How am I going to enjoy and not just endure? I’m going to have to grow! Since life is filled with chaos I’m going to have to be constantly growing as a follower of Christ.

One of the reasons the Hebrews were entertaining thoughts of turning back was that they weren’t progressing in the Christian life. They weren’t growing.

In one of the most straightforward reproofs of Scripture the writer admonishes them to stop being spiritual babies! Get off of the bottle and start eating solid food!

If I’m going to enjoy life I’m going to have to invest in endurance - the kind of endurance that means I apply myself to growing as a Christ follower.

Daily personal worship.

Weekly corporate worship.

Involvement in a small group of believers to whom I can be accountable and vulnerable to.

Using my spiritual gifts, my time, and my financial resources to serve others in the church.

Getting involved in evangelism and mission outside the church.

Those things call for my endurance. I must put forth the effort and there are always voices telling me not to endure - to take the easy way out - to not get involved - to not pay the price - but endurance precedes enjoyment. Jesus illustrated this truth with His own life and death. And He is to be the focal point - it is to Him that we look for our example of faith.

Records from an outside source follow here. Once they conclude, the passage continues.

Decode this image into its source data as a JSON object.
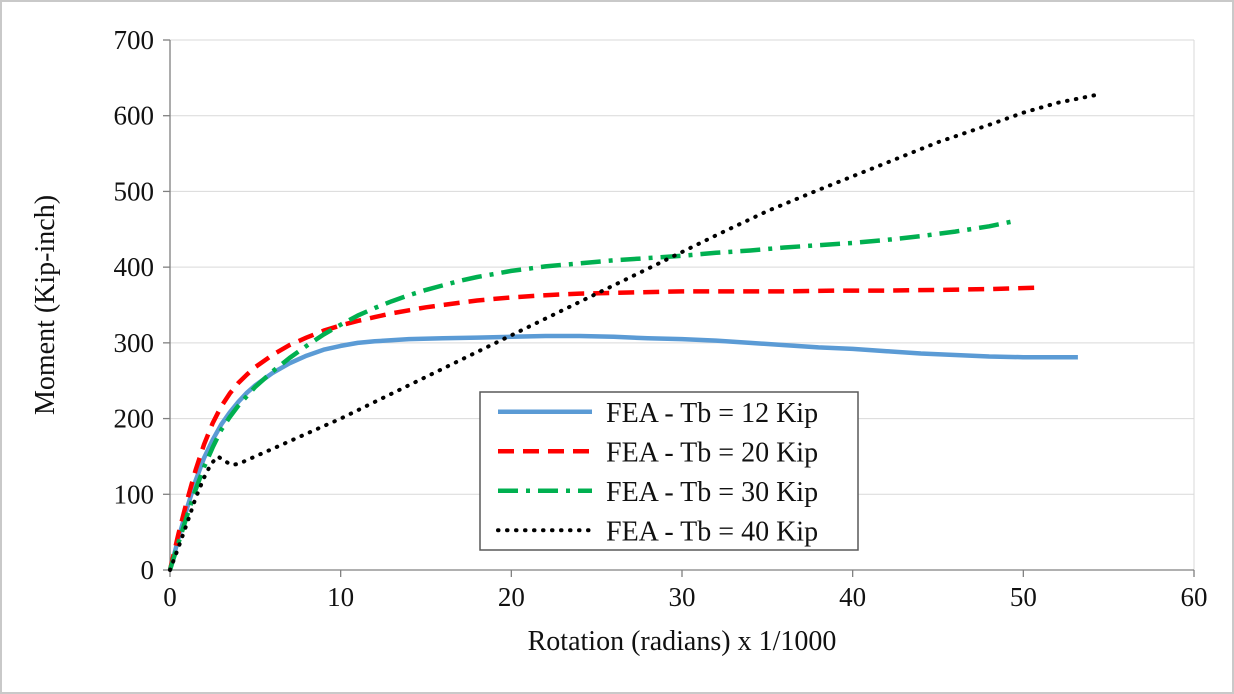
{
  "chart_data": {
    "type": "line",
    "title": "",
    "xlabel": "Rotation (radians) x 1/1000",
    "ylabel": "Moment (Kip-inch)",
    "xlim": [
      0,
      60
    ],
    "ylim": [
      0,
      700
    ],
    "xticks": [
      0,
      10,
      20,
      30,
      40,
      50,
      60
    ],
    "yticks": [
      0,
      100,
      200,
      300,
      400,
      500,
      600,
      700
    ],
    "grid": "horizontal",
    "legend_position": "inside-lower-center",
    "colors": {
      "gridline": "#d9d9d9",
      "axis_line": "#808080",
      "plot_border": "#d9d9d9",
      "legend_border": "#595959",
      "text": "#111111"
    },
    "series": [
      {
        "name": "FEA - Tb = 12 Kip",
        "color": "#5B9BD5",
        "style": "solid",
        "points": [
          [
            0,
            0
          ],
          [
            0.5,
            42
          ],
          [
            1,
            82
          ],
          [
            1.5,
            118
          ],
          [
            2,
            148
          ],
          [
            2.5,
            172
          ],
          [
            3,
            192
          ],
          [
            3.5,
            208
          ],
          [
            4,
            222
          ],
          [
            4.5,
            234
          ],
          [
            5,
            244
          ],
          [
            6,
            260
          ],
          [
            7,
            273
          ],
          [
            8,
            283
          ],
          [
            9,
            291
          ],
          [
            10,
            296
          ],
          [
            11,
            300
          ],
          [
            12,
            302
          ],
          [
            14,
            305
          ],
          [
            16,
            306
          ],
          [
            18,
            307
          ],
          [
            20,
            308
          ],
          [
            22,
            309
          ],
          [
            24,
            309
          ],
          [
            26,
            308
          ],
          [
            28,
            306
          ],
          [
            30,
            305
          ],
          [
            32,
            303
          ],
          [
            34,
            300
          ],
          [
            36,
            297
          ],
          [
            38,
            294
          ],
          [
            40,
            292
          ],
          [
            42,
            289
          ],
          [
            44,
            286
          ],
          [
            46,
            284
          ],
          [
            48,
            282
          ],
          [
            50,
            281
          ],
          [
            51.5,
            281
          ],
          [
            53.2,
            281
          ]
        ]
      },
      {
        "name": "FEA - Tb = 20 Kip",
        "color": "#FF0000",
        "style": "dashed",
        "points": [
          [
            0,
            0
          ],
          [
            0.5,
            48
          ],
          [
            1,
            92
          ],
          [
            1.5,
            132
          ],
          [
            2,
            166
          ],
          [
            2.5,
            194
          ],
          [
            3,
            216
          ],
          [
            3.5,
            233
          ],
          [
            4,
            247
          ],
          [
            4.5,
            258
          ],
          [
            5,
            268
          ],
          [
            6,
            284
          ],
          [
            7,
            297
          ],
          [
            8,
            307
          ],
          [
            9,
            316
          ],
          [
            10,
            323
          ],
          [
            11,
            329
          ],
          [
            12,
            334
          ],
          [
            13,
            339
          ],
          [
            14,
            343
          ],
          [
            15,
            347
          ],
          [
            16,
            350
          ],
          [
            17,
            353
          ],
          [
            18,
            356
          ],
          [
            19,
            358
          ],
          [
            20,
            360
          ],
          [
            22,
            363
          ],
          [
            24,
            365
          ],
          [
            26,
            366
          ],
          [
            28,
            367
          ],
          [
            30,
            368
          ],
          [
            33,
            368
          ],
          [
            36,
            368
          ],
          [
            39,
            369
          ],
          [
            42,
            369
          ],
          [
            45,
            370
          ],
          [
            48,
            371
          ],
          [
            51,
            373
          ]
        ]
      },
      {
        "name": "FEA - Tb = 30 Kip",
        "color": "#00B050",
        "style": "dashdot",
        "points": [
          [
            0,
            0
          ],
          [
            0.5,
            36
          ],
          [
            1,
            72
          ],
          [
            1.5,
            106
          ],
          [
            2,
            136
          ],
          [
            2.5,
            162
          ],
          [
            3,
            185
          ],
          [
            3.5,
            202
          ],
          [
            4,
            217
          ],
          [
            5,
            242
          ],
          [
            6,
            262
          ],
          [
            7,
            280
          ],
          [
            8,
            296
          ],
          [
            9,
            311
          ],
          [
            10,
            324
          ],
          [
            11,
            336
          ],
          [
            12,
            346
          ],
          [
            13,
            355
          ],
          [
            14,
            363
          ],
          [
            15,
            370
          ],
          [
            16,
            376
          ],
          [
            17,
            382
          ],
          [
            18,
            387
          ],
          [
            19,
            391
          ],
          [
            20,
            395
          ],
          [
            21,
            398
          ],
          [
            22,
            401
          ],
          [
            24,
            405
          ],
          [
            26,
            409
          ],
          [
            28,
            412
          ],
          [
            30,
            415
          ],
          [
            32,
            419
          ],
          [
            34,
            422
          ],
          [
            36,
            426
          ],
          [
            38,
            429
          ],
          [
            40,
            432
          ],
          [
            42,
            436
          ],
          [
            44,
            441
          ],
          [
            46,
            447
          ],
          [
            48,
            454
          ],
          [
            49.5,
            461
          ]
        ]
      },
      {
        "name": "FEA - Tb = 40 Kip",
        "color": "#000000",
        "style": "dotted",
        "points": [
          [
            0,
            0
          ],
          [
            0.5,
            30
          ],
          [
            1,
            62
          ],
          [
            1.5,
            95
          ],
          [
            2,
            122
          ],
          [
            2.4,
            140
          ],
          [
            2.8,
            150
          ],
          [
            3.2,
            144
          ],
          [
            3.6,
            139
          ],
          [
            4,
            140
          ],
          [
            5,
            150
          ],
          [
            6,
            160
          ],
          [
            7,
            170
          ],
          [
            8,
            180
          ],
          [
            10,
            200
          ],
          [
            12,
            222
          ],
          [
            15,
            255
          ],
          [
            18,
            288
          ],
          [
            20,
            310
          ],
          [
            22,
            332
          ],
          [
            25,
            365
          ],
          [
            28,
            398
          ],
          [
            30,
            420
          ],
          [
            32,
            442
          ],
          [
            35,
            474
          ],
          [
            38,
            502
          ],
          [
            40,
            520
          ],
          [
            42,
            538
          ],
          [
            45,
            565
          ],
          [
            48,
            588
          ],
          [
            50,
            604
          ],
          [
            52,
            617
          ],
          [
            54.4,
            628
          ]
        ]
      }
    ]
  }
}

His example proves to us that we can enjoy life and not just endure. Don’t yield to the weakness of your own flesh that tells you that if you seek to do the things you should, then you won’t enjoy life. The opposite is true. It is when you fail to do the things you should - when you fail to endure - that is when you fail to enjoy. You fail to enjoy life the way God intended for you to enjoy it.

As we come to the close of this series on Finding Calm in the Chaos I want you to ask yourself. "Am I not finding the calm? Am I not enjoying life because I am not growing? Am I applying myself to the things in life that aid and assure spiritual growth? Or am I still a spiritual baby because I haven’t been enduring?"

I close with a Scriptural example also taken from the letter to the Hebrews.

24Then after Moses grew up, his faith made him refuse to be called Pharaoh’s grandson. 25He chose to be mistreated with God’s people instead of having the good time that sin could bring for a little while. Hebrews 11:24-25 (CEV)

What happened "after Moses grew up?" What will happen when I grow up and become a mature Christ follower? I will make a choice to endure whatever I must in order to identify myself as with God’s people. I will choose to give up temporary sinful pleasures for joy in the long run.

That choice will determine whether or not I enjoy life.